A soberania, por efeito conseqüente, caracteriza o Estado, atribuindo-lhe um direito interno ou, em outras palavras, dotando-o de instrumentos de regulação inerentes à vida de seus diversos integrantes, em princípio de forma legítima (consensual), ainda que, em sua ação prática, de modo compulsório.

(De fato, muito embora o Direito forjado pela função legislativa do Estado seja consensual, ou seja, resultado da vontade geral manifestada através dos representantes do povo em assembléia, ele também é obrigatório (uma vez concebido), independentemente da vontade de cada indivíduo, em face da prevalência, que passa a existir, da comunidade estatal sobre os seus componentes, individualmente considerados).

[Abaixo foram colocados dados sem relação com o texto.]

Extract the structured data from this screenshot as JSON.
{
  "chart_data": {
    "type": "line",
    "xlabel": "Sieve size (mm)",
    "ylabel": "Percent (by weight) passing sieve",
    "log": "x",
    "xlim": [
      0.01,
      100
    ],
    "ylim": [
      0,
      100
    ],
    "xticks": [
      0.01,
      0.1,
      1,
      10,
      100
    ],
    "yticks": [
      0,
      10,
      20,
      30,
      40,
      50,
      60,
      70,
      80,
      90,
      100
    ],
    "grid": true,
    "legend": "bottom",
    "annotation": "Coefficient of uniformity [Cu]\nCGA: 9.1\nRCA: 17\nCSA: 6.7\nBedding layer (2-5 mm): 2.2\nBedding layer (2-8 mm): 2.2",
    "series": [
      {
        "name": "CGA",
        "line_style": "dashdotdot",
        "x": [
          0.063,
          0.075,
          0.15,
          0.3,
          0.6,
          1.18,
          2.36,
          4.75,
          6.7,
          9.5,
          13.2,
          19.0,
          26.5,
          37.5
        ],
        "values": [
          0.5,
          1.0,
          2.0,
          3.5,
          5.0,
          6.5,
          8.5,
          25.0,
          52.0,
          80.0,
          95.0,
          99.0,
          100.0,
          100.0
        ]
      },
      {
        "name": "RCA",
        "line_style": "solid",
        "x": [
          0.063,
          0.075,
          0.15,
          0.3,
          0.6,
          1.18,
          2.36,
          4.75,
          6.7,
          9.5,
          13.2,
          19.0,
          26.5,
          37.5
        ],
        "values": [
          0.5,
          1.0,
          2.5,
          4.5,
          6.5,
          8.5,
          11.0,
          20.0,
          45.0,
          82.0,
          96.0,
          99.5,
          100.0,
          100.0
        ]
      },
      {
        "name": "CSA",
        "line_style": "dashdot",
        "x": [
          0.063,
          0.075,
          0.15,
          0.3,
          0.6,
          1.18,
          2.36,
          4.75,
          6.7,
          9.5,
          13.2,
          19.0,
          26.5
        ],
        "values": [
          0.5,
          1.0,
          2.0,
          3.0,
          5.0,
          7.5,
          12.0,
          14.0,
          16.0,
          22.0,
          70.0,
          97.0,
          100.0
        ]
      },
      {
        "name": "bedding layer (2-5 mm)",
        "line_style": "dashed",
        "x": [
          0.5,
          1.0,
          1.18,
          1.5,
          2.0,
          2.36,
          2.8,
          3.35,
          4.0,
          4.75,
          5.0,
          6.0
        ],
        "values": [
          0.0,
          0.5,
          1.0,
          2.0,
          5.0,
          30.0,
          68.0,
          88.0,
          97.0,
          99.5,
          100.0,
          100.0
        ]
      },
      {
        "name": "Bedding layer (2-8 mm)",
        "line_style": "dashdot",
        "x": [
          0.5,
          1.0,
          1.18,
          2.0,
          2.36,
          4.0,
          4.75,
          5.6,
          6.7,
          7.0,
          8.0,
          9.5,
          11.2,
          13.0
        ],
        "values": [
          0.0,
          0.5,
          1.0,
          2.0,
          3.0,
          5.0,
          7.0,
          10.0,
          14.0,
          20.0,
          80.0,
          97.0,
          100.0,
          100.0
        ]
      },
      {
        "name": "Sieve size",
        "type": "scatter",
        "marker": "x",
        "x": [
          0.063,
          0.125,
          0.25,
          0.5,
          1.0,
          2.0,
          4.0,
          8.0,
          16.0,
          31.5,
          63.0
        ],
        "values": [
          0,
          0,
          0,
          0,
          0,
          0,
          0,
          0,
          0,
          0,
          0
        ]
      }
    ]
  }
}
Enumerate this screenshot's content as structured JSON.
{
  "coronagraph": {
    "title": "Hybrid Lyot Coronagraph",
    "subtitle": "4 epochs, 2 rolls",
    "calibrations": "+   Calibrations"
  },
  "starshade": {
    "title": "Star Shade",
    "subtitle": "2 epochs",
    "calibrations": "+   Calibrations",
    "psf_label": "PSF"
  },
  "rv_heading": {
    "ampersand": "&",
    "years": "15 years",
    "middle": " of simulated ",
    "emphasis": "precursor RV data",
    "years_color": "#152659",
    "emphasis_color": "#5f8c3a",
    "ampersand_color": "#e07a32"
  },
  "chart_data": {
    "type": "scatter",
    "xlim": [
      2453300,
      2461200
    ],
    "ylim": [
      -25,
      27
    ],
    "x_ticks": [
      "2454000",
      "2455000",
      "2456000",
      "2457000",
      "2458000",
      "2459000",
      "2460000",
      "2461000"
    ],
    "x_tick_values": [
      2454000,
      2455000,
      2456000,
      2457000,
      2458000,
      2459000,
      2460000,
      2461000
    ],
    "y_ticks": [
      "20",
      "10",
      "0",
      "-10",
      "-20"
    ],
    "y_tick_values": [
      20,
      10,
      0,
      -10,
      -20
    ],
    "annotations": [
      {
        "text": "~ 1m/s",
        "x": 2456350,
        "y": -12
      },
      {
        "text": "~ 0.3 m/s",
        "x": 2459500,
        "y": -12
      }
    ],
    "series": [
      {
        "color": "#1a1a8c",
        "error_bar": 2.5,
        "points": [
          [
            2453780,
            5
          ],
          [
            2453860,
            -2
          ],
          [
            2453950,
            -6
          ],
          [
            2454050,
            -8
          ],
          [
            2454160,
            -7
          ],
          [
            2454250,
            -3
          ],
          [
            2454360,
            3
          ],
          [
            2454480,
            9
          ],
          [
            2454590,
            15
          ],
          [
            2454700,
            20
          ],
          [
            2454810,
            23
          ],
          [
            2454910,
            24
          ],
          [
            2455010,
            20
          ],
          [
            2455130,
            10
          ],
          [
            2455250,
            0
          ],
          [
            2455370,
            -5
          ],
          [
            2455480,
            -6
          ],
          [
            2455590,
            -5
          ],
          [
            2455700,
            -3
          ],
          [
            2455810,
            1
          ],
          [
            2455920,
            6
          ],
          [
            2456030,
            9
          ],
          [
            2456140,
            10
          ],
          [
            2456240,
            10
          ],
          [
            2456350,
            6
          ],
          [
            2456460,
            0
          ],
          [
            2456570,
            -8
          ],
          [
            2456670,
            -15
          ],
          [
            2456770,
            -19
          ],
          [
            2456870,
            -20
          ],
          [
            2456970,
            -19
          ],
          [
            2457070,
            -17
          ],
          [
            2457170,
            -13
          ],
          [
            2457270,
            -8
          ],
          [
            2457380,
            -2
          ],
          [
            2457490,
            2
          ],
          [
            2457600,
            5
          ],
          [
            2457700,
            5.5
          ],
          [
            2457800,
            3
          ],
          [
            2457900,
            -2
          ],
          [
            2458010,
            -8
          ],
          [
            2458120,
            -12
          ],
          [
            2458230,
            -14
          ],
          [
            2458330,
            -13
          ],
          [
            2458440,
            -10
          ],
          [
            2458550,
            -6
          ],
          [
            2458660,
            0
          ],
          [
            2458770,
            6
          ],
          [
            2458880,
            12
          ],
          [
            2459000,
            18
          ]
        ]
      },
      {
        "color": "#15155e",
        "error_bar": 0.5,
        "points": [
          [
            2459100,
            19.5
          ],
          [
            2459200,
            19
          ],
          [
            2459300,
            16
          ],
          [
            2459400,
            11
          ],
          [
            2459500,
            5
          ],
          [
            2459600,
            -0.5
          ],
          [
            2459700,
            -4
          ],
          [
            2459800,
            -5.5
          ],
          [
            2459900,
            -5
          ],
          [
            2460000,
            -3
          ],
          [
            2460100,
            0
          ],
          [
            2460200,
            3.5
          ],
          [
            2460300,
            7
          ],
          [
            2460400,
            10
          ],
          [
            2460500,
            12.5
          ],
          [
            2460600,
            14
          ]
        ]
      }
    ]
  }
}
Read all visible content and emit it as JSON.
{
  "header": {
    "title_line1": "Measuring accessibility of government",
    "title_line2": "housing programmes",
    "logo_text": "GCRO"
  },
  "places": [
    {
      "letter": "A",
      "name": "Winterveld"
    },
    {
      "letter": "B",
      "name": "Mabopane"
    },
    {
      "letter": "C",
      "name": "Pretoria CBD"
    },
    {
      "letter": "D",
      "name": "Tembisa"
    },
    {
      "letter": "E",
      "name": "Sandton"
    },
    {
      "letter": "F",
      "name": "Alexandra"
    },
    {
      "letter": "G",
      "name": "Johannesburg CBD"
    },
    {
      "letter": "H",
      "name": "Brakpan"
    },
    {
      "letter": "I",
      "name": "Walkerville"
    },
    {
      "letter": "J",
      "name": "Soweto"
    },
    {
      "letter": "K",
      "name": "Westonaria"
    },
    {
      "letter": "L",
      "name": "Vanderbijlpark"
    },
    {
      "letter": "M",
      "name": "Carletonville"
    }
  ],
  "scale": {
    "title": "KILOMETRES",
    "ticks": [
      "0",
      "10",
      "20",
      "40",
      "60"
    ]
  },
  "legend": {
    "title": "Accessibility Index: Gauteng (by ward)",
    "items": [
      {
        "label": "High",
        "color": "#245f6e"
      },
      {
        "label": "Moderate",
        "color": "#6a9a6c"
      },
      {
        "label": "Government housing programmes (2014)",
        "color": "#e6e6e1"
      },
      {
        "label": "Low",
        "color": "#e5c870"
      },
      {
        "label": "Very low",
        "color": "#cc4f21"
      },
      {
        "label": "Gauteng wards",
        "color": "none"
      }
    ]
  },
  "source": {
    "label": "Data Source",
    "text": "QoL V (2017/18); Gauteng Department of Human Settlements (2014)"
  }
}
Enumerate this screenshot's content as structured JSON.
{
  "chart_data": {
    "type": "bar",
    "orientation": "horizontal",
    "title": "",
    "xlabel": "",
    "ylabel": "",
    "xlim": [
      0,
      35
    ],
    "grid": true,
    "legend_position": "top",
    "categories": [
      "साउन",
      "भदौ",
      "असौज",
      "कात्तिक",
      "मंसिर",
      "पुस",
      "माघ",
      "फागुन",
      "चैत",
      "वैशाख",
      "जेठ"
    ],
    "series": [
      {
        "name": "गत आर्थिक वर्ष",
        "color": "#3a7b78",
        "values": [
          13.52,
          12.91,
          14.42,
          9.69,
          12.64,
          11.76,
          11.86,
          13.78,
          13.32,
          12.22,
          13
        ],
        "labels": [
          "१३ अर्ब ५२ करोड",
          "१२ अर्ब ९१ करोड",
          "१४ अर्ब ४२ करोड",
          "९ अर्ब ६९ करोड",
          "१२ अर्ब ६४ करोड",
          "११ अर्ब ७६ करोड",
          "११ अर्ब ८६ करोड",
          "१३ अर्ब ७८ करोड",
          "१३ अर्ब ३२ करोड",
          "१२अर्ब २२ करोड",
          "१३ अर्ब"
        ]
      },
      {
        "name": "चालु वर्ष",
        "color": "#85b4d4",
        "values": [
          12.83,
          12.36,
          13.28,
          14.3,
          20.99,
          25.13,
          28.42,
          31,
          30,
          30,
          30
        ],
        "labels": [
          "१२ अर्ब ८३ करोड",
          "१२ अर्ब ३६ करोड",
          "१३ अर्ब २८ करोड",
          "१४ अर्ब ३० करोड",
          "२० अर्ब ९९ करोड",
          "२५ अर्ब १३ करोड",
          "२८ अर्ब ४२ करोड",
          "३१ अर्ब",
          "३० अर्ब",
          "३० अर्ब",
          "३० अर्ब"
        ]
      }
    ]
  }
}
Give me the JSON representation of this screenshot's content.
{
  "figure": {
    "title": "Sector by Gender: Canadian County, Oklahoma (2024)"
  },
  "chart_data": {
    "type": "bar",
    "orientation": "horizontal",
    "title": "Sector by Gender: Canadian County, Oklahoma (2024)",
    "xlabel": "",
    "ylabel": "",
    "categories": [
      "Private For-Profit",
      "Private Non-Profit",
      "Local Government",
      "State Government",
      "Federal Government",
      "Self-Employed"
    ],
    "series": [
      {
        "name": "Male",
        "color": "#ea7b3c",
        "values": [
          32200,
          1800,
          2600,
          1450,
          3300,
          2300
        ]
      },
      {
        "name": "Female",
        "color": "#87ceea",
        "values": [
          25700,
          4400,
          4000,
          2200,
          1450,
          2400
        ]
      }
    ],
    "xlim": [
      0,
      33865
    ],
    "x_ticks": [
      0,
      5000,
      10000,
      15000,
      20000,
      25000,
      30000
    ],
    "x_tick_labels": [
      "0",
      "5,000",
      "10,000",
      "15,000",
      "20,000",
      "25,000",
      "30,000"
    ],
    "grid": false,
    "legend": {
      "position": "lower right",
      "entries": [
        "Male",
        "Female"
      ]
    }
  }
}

Todavia, como a soberania também se constitui, em última análise, em uma abstração, o direito estatal que dela deriva para realmente valer, de maneira genérica e obrigatória, necessita de algum tipo de elemento concreto, que tenha a capacidade de viabilizar, sob o ponto de vista efetivo, a indispensável concreção do chamado poder de império (poder sobre todas as coisas no território estatal) e do denominado poder de dominação (poder sobre todas as pessoas no território estatal), inerentes ao poder político derivado da soberania. Este elemento de efetivação se traduz, em última análise, pela sinérgica existência de uma força coerciva de natureza múltipla (política, econômica, militar e/ou psicossocial), mas que, de modo derradeiro, se perfaz por meio de uma inexorável existência de capacidade política no sentido amplo da
expressão.

Desta feita, é sempre lícito concluir, neste diapasão, que a soberania (e o Direito dela decorrente), embora inicialmente estabelecida por consenso, somente se efetiva, de modo amplo e pleno, com o necessário respaldo em uma capacidade de força efetiva, em mãos do Estado, que seja facilmente perceptível pelos diversos indivíduos que compõem a comunidade social, transformando a inicial abstração da soberania em uma acepção concreta e a percepção ficcional do direito em uma realidade universal e visível.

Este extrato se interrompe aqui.